Babushka dolls encourage thought about the burka
By Margaret Burin
A collection of Russian matryoshka dolls recently acquired by the Art Gallery of Ballarat delves into the burka's impact on the identity of women.
Penny Byrne came up with the idea for her artwork titled Swat when reading an article about the Taliban moving across the Afghanistan border and enforcing Sharia Law - the code of law based on the Koran - in Pakistan's Swat Valley.
"The day that that happened, women just disappeared off the streets," Penny says.
"Sharia Law is quite prescriptive about the way women can behave and also what women are expected to wear and one of the things is that they are supposed to wear full burkas."
She says she was horrified by stories of women being shot for not wearing the burka.
"The work I guess for me was responding to that article and imagining how it would be if it happened here for instance, that women just suddenly were not visible in society anymore.
"That's why it starts from the biggest doll, still being able to see her face and then as they get smaller and smaller and smaller, and they get paler and paler and paler, right at the end they just disappear."

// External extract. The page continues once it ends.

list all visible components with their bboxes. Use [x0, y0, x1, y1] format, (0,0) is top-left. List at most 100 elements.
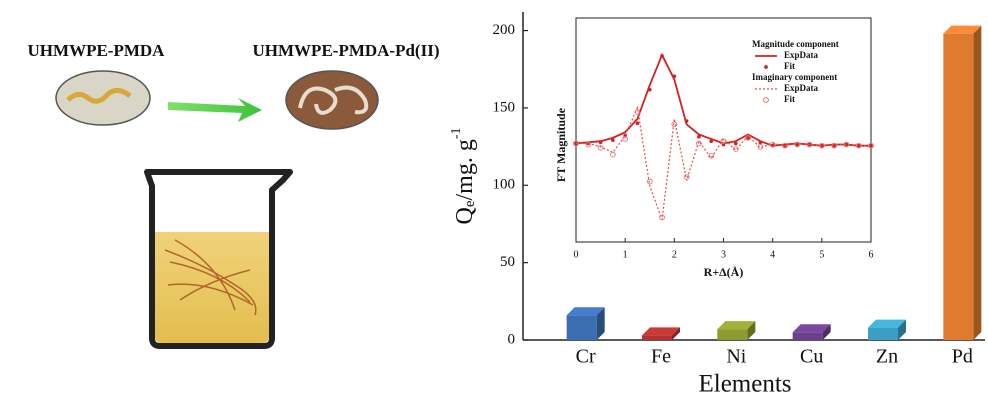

While Pakistan regained control of the Swat Valley in May 2009 and women returned have since returned to school and work, there are fears the Taliban will regain power amid the Pakistan flood disaster.
Penny says she follows the topical burka debate right across the world. "I guess women and the burka is an issue worldwide."
Penny Byrne grew up in Mildura and went to boarding school at Ballarat Grammar for a short period in the mid-1980s. She is now a Melbourne-based ceramics conservator and artist.
Swat is on display in the Art Gallery of Ballarat's Recent Acquisitions exhibition.